Once shunned due to intense public scrutiny and competition from corporate buyers, private equity firms are increasingly targeting listed companies in Europe, shrugging off forecasts of a regional economic slowdown.
European buyouts have hit a 12-year record of $31.6 billion so far this year, of which almost half has been invested in listed companies, Refinitiv data shows, with industry buyers deterred by geopolitical concerns and global slowdown fears.
Although these worries have led to a 67 percent fall in European mergers and acquisitions (M&A) activity in the first quarter, buyout firms - entrusted with record amounts of cash to invest - say they cannot stay on the sidelines.
"Whether it's a good or bad time, the industry's job is to put money at work," said Warburg Pincus European head Daniel Zilberman. Warburg Pincus is leading a $3.4 billion deal to buy British satellite operator Inmarsat with Apax Partners.
So-called take-private deals, where a public company is bought and delisted, hit their highest level last year since a previous boom in 2006–2007, a report by Bain & Company showed, with 170 such deals clinched globally.
Of $227 billion of public-to-private deals last year, $71 billion were in Europe and $118 billion in North America.
This is continuing into 2019, with a consortium of Hellman & Friedman and Blackstone buying German classifieds group Scout24 in a 5.7 billion euro deal which ranks as the biggest private equity takeover of a listed company in Germany.
"Private equity funds are not scared of a downturn. They have the flexibility to underwrite any macro concern in their pricing model and holding periods. In fact, they can take a long-term approach if market conditions suddenly deteriorate," Laurent Haziza, global co-head of financial sponsors at Rothschild, said.
This confidence is backed by cash swelling U.S. private equity coffers, highlighted by Blackstone's latest $22 billion buyout fund.
And European rivals are keeping up the pace as London-based Cinven looks to raise 10 billion euros for its seventh fund, sources said, well beyond an initial target of 8 billion euros, while CVC raised a record 16 billion euros in 2017.
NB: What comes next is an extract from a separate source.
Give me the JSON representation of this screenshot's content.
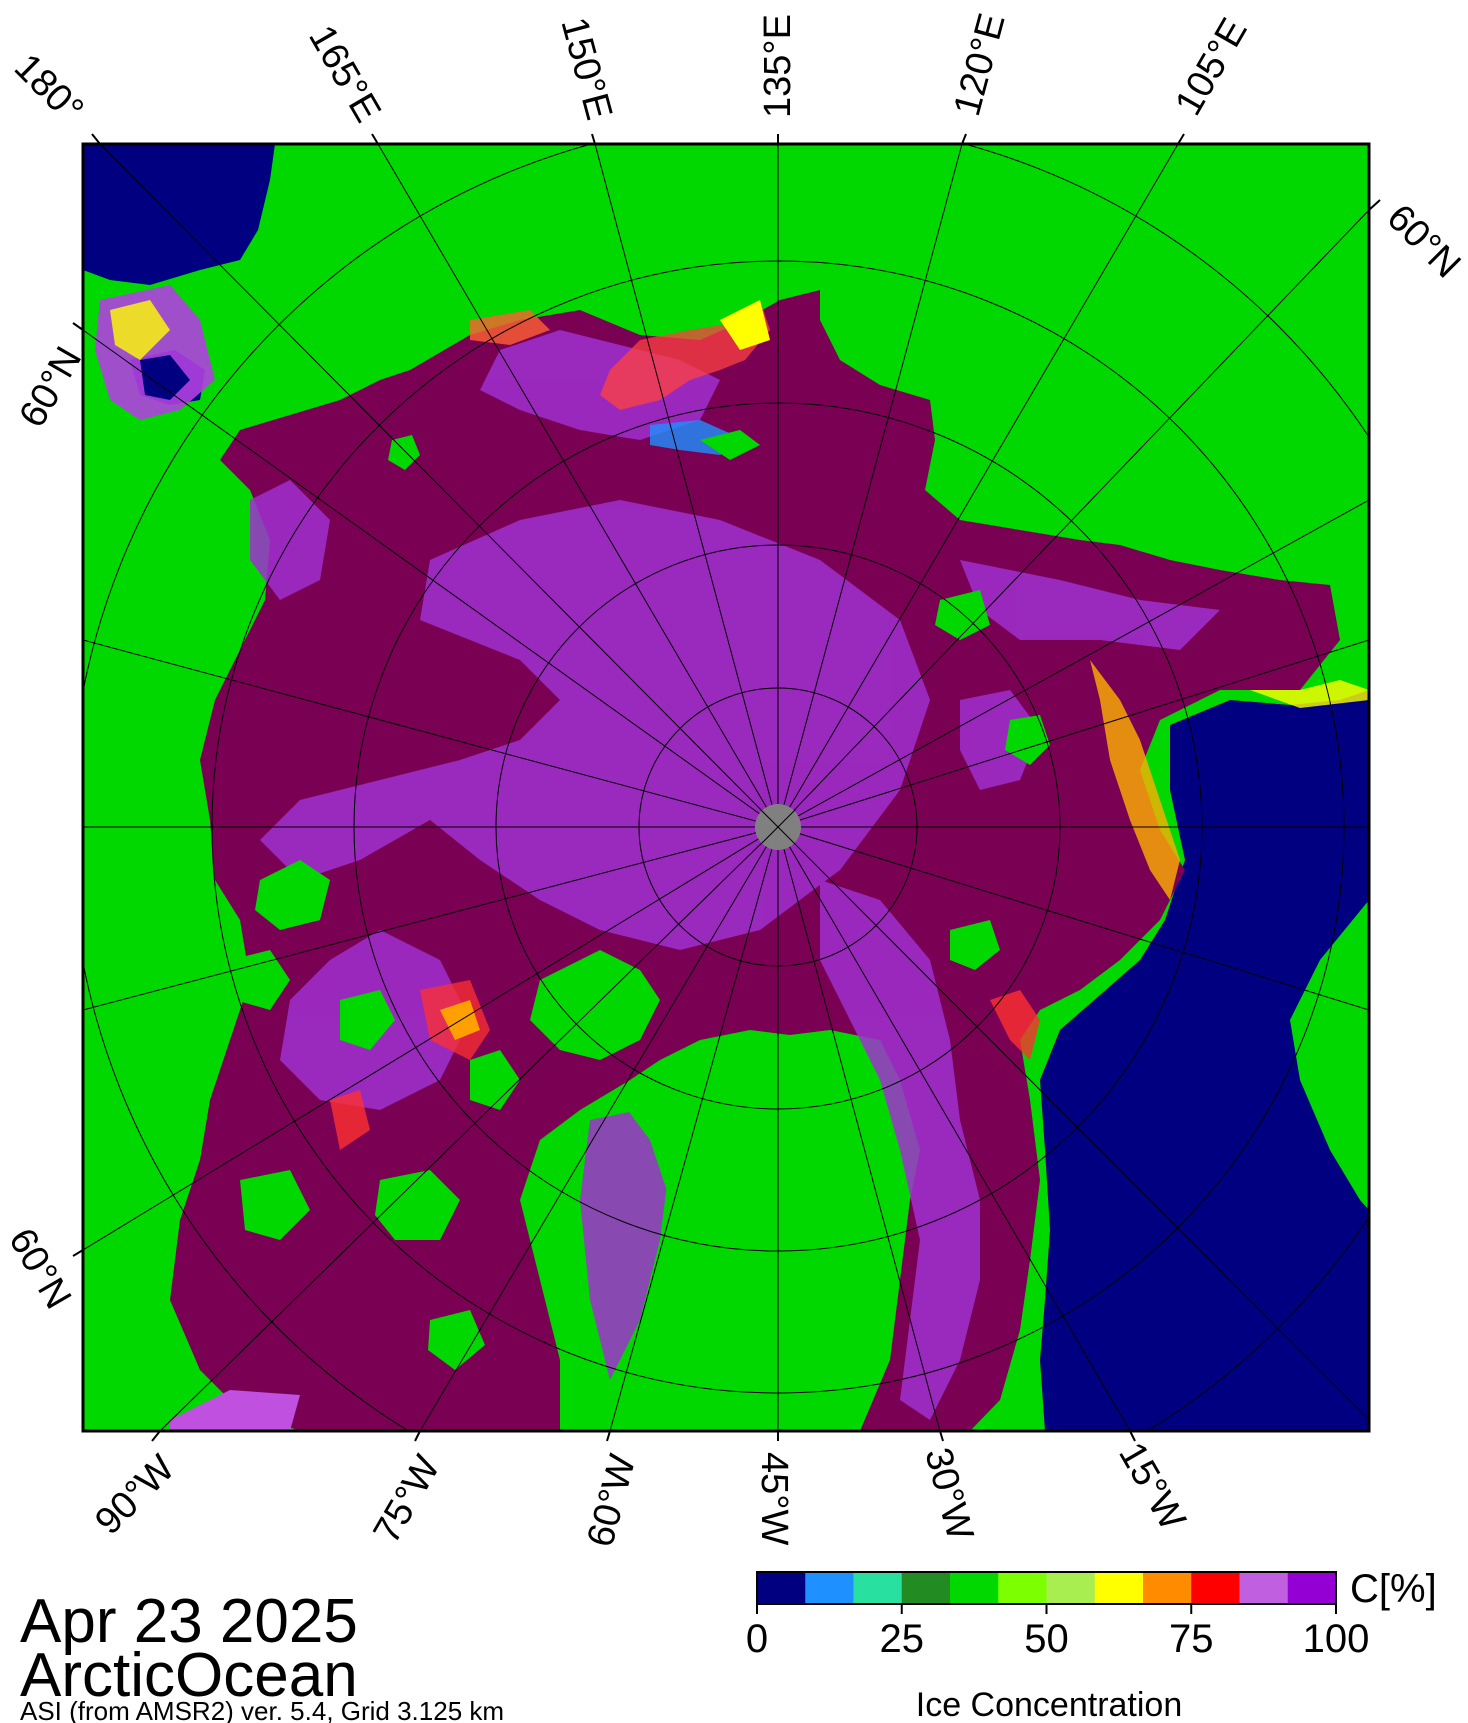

Private equity investors say European mid-cap companies - especially those trading in London's FTSE 250 index which has been on a downward trajectory for the past 12 months - have become cheaper due to macro-economic jitters, with executives more receptive to their proposals as a result.
"Most CEOs are under pressure as they need to prepare for a downturn and consider ways to keep funding growth. They are increasingly turning to private equity firms to discuss their options," Luca Bassi, a managing director at Bain Capital Private Equity, said.
Bassi also said the perception of private equity funds has changed due to their growing focus on piecing together global industry leaders.
"We are part of the same ecosystem," he said, pointing to Bain's expertise in digital payments. "The days of corporate raids have gone. We can help companies navigate the recession when it hits."
But bankers and analysts say some buyout funds may regret paying top dollar to buy listed companies.
"The biggest risk for private equity funds is a contraction of valuation multiples at exit," Zilberman at Warburg Pincus said. "At the moment assets are priced at very high multiples, but interest rates are rising, the cost of capital is going up and multiples will need to come down over time."
The average purchase price for leveraged buyouts in Europe has surged to nearly 11 times core earnings (EBITDA) in 2018, above levels leading up to the global financial crisis, data from LCD, part of S&P Global Market Intelligence, showed.
In the United States valuations have hovered at an all-time high of roughly 10.6 times EBITDA since 2017.
"You need to create real strategic value to justify the kind of multiples in the market and meet your return targets," said Zilberman of Warburg Pincus. "But you also need to price in a recession and prepare for the worst."
In the boom years of 2006-2007, when global private equity investments surged to roughly $650 billion, the industry relied on excessive debt to fund mega deals and then extracted returns through financial engineering, resulting in companies struggling to stay afloat and some funds going out of business.
Although similar fears have started to surface given the combination of record asset prices, abundant capital and an uncertain economic backdrop, the industry is so far unfazed.
"Higher risk is a function of higher returns. Big funds are designed to take on more risk, and often over longer time horizons," JP Morgan's co-head of EMEA M&A Dwayne Lysaght said.